Peter Wege also had an abiding influence on downtown Grand Rapids. He chaired the controversial art drive to bring and install Alexander Calder’s La Grande Vitesse to Vandenberg Plaza. “The Calder” was the first sculpture in the United States to be supported with funds from the brand new National Endowment for the Arts. This was far from his only involvement in area arts, however. He donated $20 million for the construction of the new Grand Rapids Art Museum building with the condition that it be built according to what are now commonly known as LEED (Leadership in Energy and Environmental Design) standards and be certified by the U.S. Green Building Council. Grand Rapids, in fact, now has the highest number of LEED certified buildings per capita of any city in the U.S., a fact that owes much to Wege’s passion and efforts.

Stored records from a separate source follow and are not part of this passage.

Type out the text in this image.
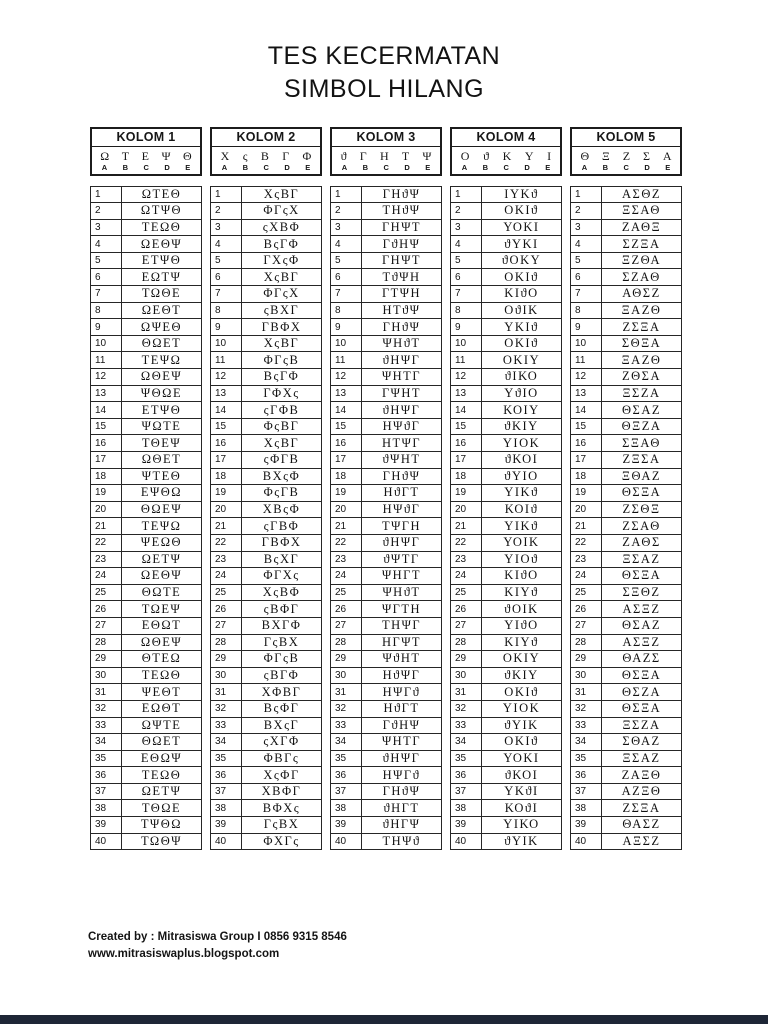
TES KECERMATAN
SIMBOL HILANG
KOLOM 1
Ω Τ Ε Ψ Θ
A B C D E
1	ΩΤΕΘ
2	ΩΤΨΘ
3	ΤΕΩΘ
4	ΩΕΘΨ
5	ΕΤΨΘ
6	ΕΩΤΨ
7	ΤΩΘΕ
8	ΩΕΘΤ
9	ΩΨΕΘ
10	ΘΩΕΤ
11	ΤΕΨΩ
12	ΩΘΕΨ
13	ΨΘΩΕ
14	ΕΤΨΘ
15	ΨΩΤΕ
16	ΤΘΕΨ
17	ΩΘΕΤ
18	ΨΤΕΘ
19	ΕΨΘΩ
20	ΘΩΕΨ
21	ΤΕΨΩ
22	ΨΕΩΘ
23	ΩΕΤΨ
24	ΩΕΘΨ
25	ΘΩΤΕ
26	ΤΩΕΨ
27	ΕΘΩΤ
28	ΩΘΕΨ
29	ΘΤΕΩ
30	ΤΕΩΘ
31	ΨΕΘΤ
32	ΕΩΘΤ
33	ΩΨΤΕ
34	ΘΩΕΤ
35	ΕΘΩΨ
36	ΤΕΩΘ
37	ΩΕΤΨ
38	ΤΘΩΕ
39	ΤΨΘΩ
40	ΤΩΘΨ
KOLOM 2
Χ ς Β Γ Φ
A B C D E
1	ΧςΒΓ
2	ΦΓςΧ
3	ςΧΒΦ
4	ΒςΓΦ
5	ΓΧςΦ
6	ΧςΒΓ
7	ΦΓςΧ
8	ςΒΧΓ
9	ΓΒΦΧ
10	ΧςΒΓ
11	ΦΓςΒ
12	ΒςΓΦ
13	ΓΦΧς
14	ςΓΦΒ
15	ΦςΒΓ
16	ΧςΒΓ
17	ςΦΓΒ
18	ΒΧςΦ
19	ΦςΓΒ
20	ΧΒςΦ
21	ςΓΒΦ
22	ΓΒΦΧ
23	ΒςΧΓ
24	ΦΓΧς
25	ΧςΒΦ
26	ςΒΦΓ
27	ΒΧΓΦ
28	ΓςΒΧ
29	ΦΓςΒ
30	ςΒΓΦ
31	ΧΦΒΓ
32	ΒςΦΓ
33	ΒΧςΓ
34	ςΧΓΦ
35	ΦΒΓς
36	ΧςΦΓ
37	ΧΒΦΓ
38	ΒΦΧς
39	ΓςΒΧ
40	ΦΧΓς
KOLOM 3
ϑ Γ Η Τ Ψ
A B C D E
1	ΓΗϑΨ
2	ΤΗϑΨ
3	ΓΗΨΤ
4	ΓϑΗΨ
5	ΓΗΨΤ
6	ΤϑΨΗ
7	ΓΤΨΗ
8	ΗΤϑΨ
9	ΓΗϑΨ
10	ΨΗϑΤ
11	ϑΗΨΓ
12	ΨΗΤΓ
13	ΓΨΗΤ
14	ϑΗΨΓ
15	ΗΨϑΓ
16	ΗΤΨΓ
17	ϑΨΗΤ
18	ΓΗϑΨ
19	ΗϑΓΤ
20	ΗΨϑΓ
21	ΤΨΓΗ
22	ϑΗΨΓ
23	ϑΨΤΓ
24	ΨΗΓΤ
25	ΨΗϑΤ
26	ΨΓΤΗ
27	ΤΗΨΓ
28	ΗΓΨΤ
29	ΨϑΗΤ
30	ΗϑΨΓ
31	ΗΨΓϑ
32	ΗϑΓΤ
33	ΓϑΗΨ
34	ΨΗΤΓ
35	ϑΗΨΓ
36	ΗΨΓϑ
37	ΓΗϑΨ
38	ϑΗΓΤ
39	ϑΗΓΨ
40	ΤΗΨϑ
KOLOM 4
Ο ϑ Κ Υ Ι
A B C D E
1	ΙΥΚϑ
2	ΟΚΙϑ
3	ΥΟΚΙ
4	ϑΥΚΙ
5	ϑΟΚΥ
6	ΟΚΙϑ
7	ΚΙϑΟ
8	ΟϑΙΚ
9	ΥΚΙϑ
10	ΟΚΙϑ
11	ΟΚΙΥ
12	ϑΙΚΟ
13	ΥϑΙΟ
14	ΚΟΙΥ
15	ϑΚΙΥ
16	ΥΙΟΚ
17	ϑΚΟΙ
18	ϑΥΙΟ
19	ΥΙΚϑ
20	ΚΟΙϑ
21	ΥΙΚϑ
22	ΥΟΙΚ
23	ΥΙΟϑ
24	ΚΙϑΟ
25	ΚΙΥϑ
26	ϑΟΙΚ
27	ΥΙϑΟ
28	ΚΙΥϑ
29	ΟΚΙΥ
30	ϑΚΙΥ
31	ΟΚΙϑ
32	ΥΙΟΚ
33	ϑΥΙΚ
34	ΟΚΙϑ
35	ΥΟΚΙ
36	ϑΚΟΙ
37	ΥΚϑΙ
38	ΚΟϑΙ
39	ΥΙΚΟ
40	ϑΥΙΚ
KOLOM 5
Θ Ξ Ζ Σ Α
A B C D E
1	ΑΣΘΖ
2	ΞΣΑΘ
3	ΖΑΘΞ
4	ΣΖΞΑ
5	ΞΖΘΑ
6	ΣΖΑΘ
7	ΑΘΣΖ
8	ΞΑΖΘ
9	ΖΣΞΑ
10	ΣΘΞΑ
11	ΞΑΖΘ
12	ΖΘΣΑ
13	ΞΣΖΑ
14	ΘΣΑΖ
15	ΘΞΖΑ
16	ΣΞΑΘ
17	ΖΞΣΑ
18	ΞΘΑΖ
19	ΘΣΞΑ
20	ΖΣΘΞ
21	ΖΣΑΘ
22	ΖΑΘΣ
23	ΞΣΑΖ
24	ΘΣΞΑ
25	ΣΞΘΖ
26	ΑΣΞΖ
27	ΘΣΑΖ
28	ΑΣΞΖ
29	ΘΑΖΣ
30	ΘΣΞΑ
31	ΘΣΖΑ
32	ΘΣΞΑ
33	ΞΣΖΑ
34	ΣΘΑΖ
35	ΞΣΑΖ
36	ΖΑΞΘ
37	ΑΖΞΘ
38	ΖΣΞΑ
39	ΘΑΣΖ
40	ΑΞΣΖ
Created by : Mitrasiswa Group I 0856 9315 8546
www.mitrasiswaplus.blogspot.com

While Wege founded The Wege Foundation almost five decades ago in 1967 and devoted his time to philanthropy in environment education, arts & culture, human services and health care, he considered his greatest work to be his efforts, along with other foundations, to restore and save the Great Lakes.
Wege had a longstanding relationship with the University of Michigan and its School of Natural Resources and Environment. In 2004, he invited 70 environmentalists to the “Healing Our Waters” conference in Grand Rapids to brainstorm about what could be done about the serious issues facing the Great Lakes including invasive species, contaminated sediments, and non-point source pollution. As an eventual result of that meeting and Wege’s and other environmentalists’ advocacy, President Obama signed the Great Lakes Restoration Initiative in 2009 and real progress restoring water quality, ecosystems, and safety has been made.
Those who live in Michigan, love the Great Lakes and appreciate sustainability owe a debt to Peter Wege’s vision, advocacy, and generosity. He would want it to be repaid not to Steelcase or the Wege Foundation, but in the continuous improvement of our businesses, our lives, and our various living environments.